Previously in Tech Beat: The battle for digital privacy at work
As remote work becomes the norm, ‘bossware’ — digital tools that monitor employees’ every move— has surged in popularity among employers. However, this technology, which includes keyloggers, mouse-tracking software, and mandatory webcam usage, is drawing criticism for its invasive nature. While companies argue it ensures productivity, many see it as a breach of privacy, with AI systems often misinterpreting genuine work tasks. Moreover, studies indicate such surveillance can lead to decreased job satisfaction and higher turnover. In response to this technology, some ingenious workers are already finding ways to outsmart these systems. Curious about the future of workplace surveillance? Dive deeper into this topic in our article, How digital bossware is changing the nature of work.
Tip of the week: Take a test drive in a Metaverse alternative
While the Metaverse made some headlines, there are several established virtual reality (VR) technologies that offer free online exploration. The quality and complexity of VR experiences can vary, but these platforms provide great starting points for exploring virtual reality without any initial cost. Here are four platforms you can try right now.
- Second Life. A virtual world platform that’s been around since 2003 (really!) is Second Life, which continues to offer a rich environment for exploration and interaction. Users create avatars and navigate through a vast virtual landscape where they can engage in social activities, attend events, create content, and even trade virtual goods. It’s a unique blend of virtual reality and social interaction, making it an interesting platform to experience and connect with others in a virtual space.
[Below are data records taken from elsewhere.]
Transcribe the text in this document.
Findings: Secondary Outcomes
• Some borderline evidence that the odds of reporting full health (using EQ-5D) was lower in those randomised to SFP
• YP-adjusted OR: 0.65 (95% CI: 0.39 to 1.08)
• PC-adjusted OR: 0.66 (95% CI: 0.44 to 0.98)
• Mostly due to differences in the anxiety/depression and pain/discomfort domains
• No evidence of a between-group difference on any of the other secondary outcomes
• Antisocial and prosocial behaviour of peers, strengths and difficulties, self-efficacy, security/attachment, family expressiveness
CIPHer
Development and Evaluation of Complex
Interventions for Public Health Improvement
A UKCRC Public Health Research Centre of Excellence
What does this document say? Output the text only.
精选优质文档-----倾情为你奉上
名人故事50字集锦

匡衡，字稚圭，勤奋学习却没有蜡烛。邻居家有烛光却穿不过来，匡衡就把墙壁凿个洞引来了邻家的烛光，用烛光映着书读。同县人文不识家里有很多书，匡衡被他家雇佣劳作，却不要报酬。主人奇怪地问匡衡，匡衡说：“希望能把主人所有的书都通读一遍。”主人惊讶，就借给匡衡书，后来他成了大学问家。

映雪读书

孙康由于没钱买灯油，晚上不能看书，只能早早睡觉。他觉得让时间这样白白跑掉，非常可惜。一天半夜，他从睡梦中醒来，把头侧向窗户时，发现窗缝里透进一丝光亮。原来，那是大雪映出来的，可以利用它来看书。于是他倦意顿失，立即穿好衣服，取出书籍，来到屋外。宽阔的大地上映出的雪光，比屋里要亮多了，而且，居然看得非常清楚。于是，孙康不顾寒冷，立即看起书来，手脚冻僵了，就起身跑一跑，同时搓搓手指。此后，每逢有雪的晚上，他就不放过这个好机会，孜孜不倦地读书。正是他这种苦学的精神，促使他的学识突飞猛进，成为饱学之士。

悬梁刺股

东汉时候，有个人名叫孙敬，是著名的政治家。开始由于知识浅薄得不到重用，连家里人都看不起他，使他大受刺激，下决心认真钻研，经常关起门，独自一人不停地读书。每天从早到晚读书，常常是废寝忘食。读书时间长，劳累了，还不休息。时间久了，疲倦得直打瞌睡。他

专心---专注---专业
- Mozilla Hubs. A social VR platform, Mozilla Hubs allows users to create and customize their virtual spaces. It’s accessible through a web browser, and you can create your own virtual rooms, customize avatars, and invite others to join. It’s a great platform for socializing, holding events, or even for educational purposes. Since it’s web-based, you don’t need any specific VR equipment; you can join using a computer or mobile device.
- WebVR Experiments by Google. Google’s WebVR Experiments showcase various VR projects accessible directly through a web browser. These experiments cover a range of VR experiences, from interactive artworks to immersive games and educational simulations. WebVR Experiments are designed to be accessible to a wide audience, and you can explore them using VR headsets or even without one.
- Sketchfab. Launched in 2012, Sketchfab hosts a vast collection of 3D models and VR experiences. While it offers both free and paid content, there’s a substantial amount of free VR content available. You can explore 3D models, environments, and VR experiences created by artists, designers, and creators from around the world. Many of these experiences are accessible through web browsers and can be enjoyed using a variety of VR headsets or even in 2D mode.